A (7)
Accidènte s. m. [gr. συµβεβηκος- lat. accĭdens ], caso, avvenimento non previsto; ciò che accade fortuitamente, senza una ragione apparente.
In filosofia, ciò che appartiene a un oggetto [ente] in modo casuale, o anche per se stesso, o anche necessariamente, ma senza però far parte della sua essenza. Il contesto in cui si colloca questa nozione è nello studio degli enti.
L’accidente ha acquisito un significato tecnico con Aristotele che lo definisce in Topici I, 5 in questo modo: “Non è né la definizione, né il carattere proprio né il genere, ma appartiene all’oggetto, o anche, è ciò che può appartenere o non appartenere a un solo e medesimo oggetto, qualunque esso sia".
Nello studiare l’identificazione della sostanza di un ente, per darne una definizione reale, Aristotele crede che alcuni caratteri dell’ente studiato si trovino in una di queste posizioni:
- gli appartengono per caso, non necessariamente, e quindi né sempre né per lo più, ma solo talvolta.
- gli appartengono necessariamente, ma non fanno parte della sua essenza , ciò significa che l’ente non cambia con il variare di questi suoi caratteri.
Allegoria s.f. (dal gr. ἀλλεγορία, da ἄλλος "altro" e ἀγορεύω "parlo").

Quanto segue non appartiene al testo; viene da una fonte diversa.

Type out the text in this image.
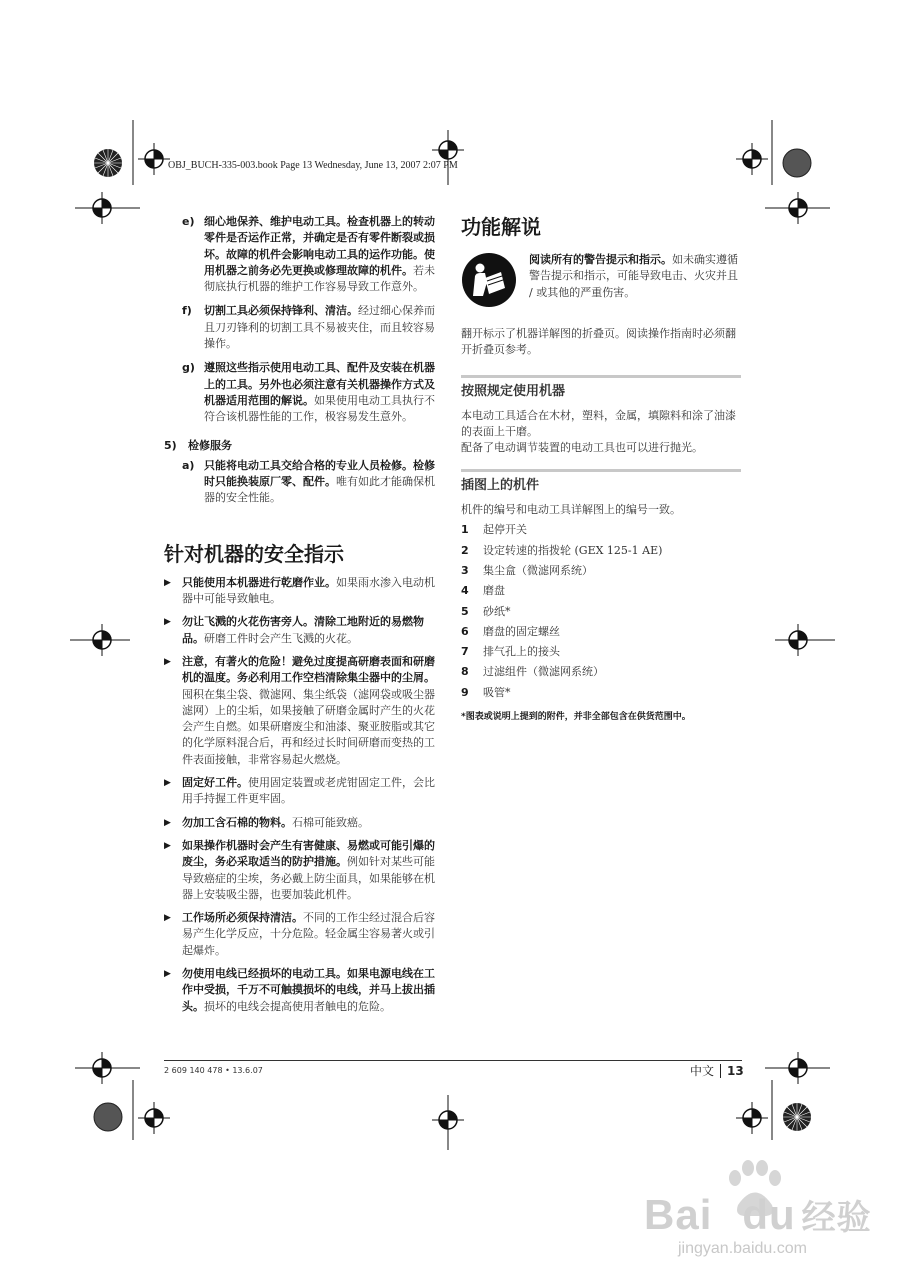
OBJ_BUCH-335-003.book Page 13 Wednesday, June 13, 2007 2:07 PM
e) 细心地保养、维护电动工具。检查机器上的转动零件是否运作正常，并确定是否有零件断裂或损坏。故障的机件会影响电动工具的运作功能。使用机器之前务必先更换或修理故障的机件。若未彻底执行机器的维护工作容易导致工作意外。
f)	切割工具必须保持锋利、清洁。经过细心保养而且刀刃锋利的切割工具不易被夹住，而且较容易操作。
g) 遵照这些指示使用电动工具、配件及安装在机器上的工具。另外也必须注意有关机器操作方式及机器适用范围的解说。如果使用电动工具执行不符合该机器性能的工作，极容易发生意外。
5) 检修服务
a) 只能将电动工具交给合格的专业人员检修。检修时只能换装原厂零、配件。唯有如此才能确保机器的安全性能。
针对机器的安全指示
▶ 只能使用本机器进行乾磨作业。如果雨水渗入电动机器中可能导致触电。
▶ 勿让飞溅的火花伤害旁人。清除工地附近的易燃物品。研磨工件时会产生飞溅的火花。
▶ 注意，有著火的危险！避免过度提高研磨表面和研磨机的温度。务必利用工作空档清除集尘器中的尘屑。囤积在集尘袋、微滤网、集尘纸袋（滤网袋或吸尘器滤网）上的尘垢，如果接触了研磨金属时产生的火花会产生自燃。如果研磨废尘和油漆、聚亚胺脂或其它的化学原料混合后，再和经过长时间研磨而变热的工件表面接触，非常容易起火燃烧。
▶ 固定好工件。使用固定装置或老虎钳固定工件，会比用手持握工件更牢固。
▶ 勿加工含石棉的物料。石棉可能致癌。
▶ 如果操作机器时会产生有害健康、易燃或可能引爆的废尘，务必采取适当的防护措施。例如针对某些可能导致癌症的尘埃，务必戴上防尘面具，如果能够在机器上安装吸尘器，也要加装此机件。
▶ 工作场所必须保持清洁。不同的工作尘经过混合后容易产生化学反应，十分危险。轻金属尘容易著火或引起爆炸。
▶ 勿使用电线已经损坏的电动工具。如果电源电线在工作中受损，千万不可触摸损坏的电线，并马上拔出插头。损坏的电线会提高使用者触电的危险。
功能解说
阅读所有的警告提示和指示。如未确实遵循警告提示和指示，可能导致电击、火灾并且 / 或其他的严重伤害。
翻开标示了机器详解图的折叠页。阅读操作指南时必须翻开折叠页参考。
按照规定使用机器
本电动工具适合在木材，塑料，金属，填隙料和涂了油漆的表面上干磨。
配备了电动调节装置的电动工具也可以进行抛光。
插图上的机件
机件的编号和电动工具详解图上的编号一致。
1	起停开关
2	设定转速的指拨轮 (GEX 125-1 AE)
3	集尘盒（微滤网系统）
4	磨盘
5	砂纸*
6	磨盘的固定螺丝
7	排气孔上的接头
8	过滤组件（微滤网系统）
9	吸管*
*图表或说明上提到的附件，并非全部包含在供货范围中。
2 609 140 478 • 13.6.07	中文 13
Bai du 经验
jingyan.baidu.com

Similitudine figurata per rappresentare qualcosa di difficile da comprendere in altro modo. In filosofia è assimilabile al mito. Esempio di allegoria o metafora sublime è quella della Caverna, proposta da Platone nel Libro VII di Repubblica.
Amore s.m. (dal lat. amor, dal gr. Ἔρως), Secondo Platone, anelito d’immortalità, di perfezione morale, di conoscenza delle idee e del bene. Più in generale nella cultura greca è ciò che fa muovere verso qualcosa;un principio divino che spinge verso la bellezza.
Anima s. f. [lat. anĭma, affine, come anĭmus, dal gr. ἄνεμος «soffio, vento»]. – Nell’accezione più generica, il principio vitale dell’uomo, di cui costituisce la parte immateriale, origine e centro del pensiero, del sentimento, della volontà, della stessa coscienza morale. Più in generale principio vitale dehli esseri. Anima è vegetativa per le piante, sensitiva per gli animali, razionale per gli uomini. È la parte spirituale dell’uomo per cui egli pensa e opera.
Apeiron, [gr.ἄπειρων], infinito, illimitato, indeterminato, immenso. Nei dizionari di lingua greca si segnala come aggettivo, ma forse il termine, nel suo significato originario di Infinito diventa sostantivo di genere neutro o aggettivo sostantivato. Il concetto e il termine stesso sono stati ideati da Anassimandro.
Egli riteneva che in origine tutte le cose fossero armoniosamente unite nell'ápeiron [infinito], ma a causa di una colpa originaria, non meglio specificata, le cose si separarono in coppie di contrari, [luce-tenebra, notte-giorno, vita-morte] dando origine al cosmo.
aporia s. f. [gr. ἀπορία- lat. aporia], dubbio, incertezza, imbarazzo; strada senza uscita, passaggio impraticabile. Nella filosofia greca l’aporia indicava l'impossibilità di dare una risposta precisa a un problema, poiché ci si trovava di fronte a due soluzioni che, per quanto opposte, entrambe valide.
Un esempio sull’argomento riguarda la materia estesa, limitata nello spazio ma divisibile fino all’infinito. Per quanto piccola sia la parte ottenuta dalla divisione essa, essendo materiale e quindi estesa, la sua divisibilità tende all’infinito.
Anassagora sosteneva la teoria dei semi infiniti, particelle originarie divisibili all'infinito. Partendo da questo presupposto Democrito si pose la domanda: Com’è possibile allora che ci siano oggetti finiti? Le cose finite non possono avere luogo nell’infinito. Da qui la necessità di pensare che vi siano particelle materiali, originarie ma non più divisibili, cioè gli atomi.
Conclusione: divisibilità della materia all'infinito e non divisibilità della materia all'infinito si oppongono, ma razionalmente sono valide entrambe.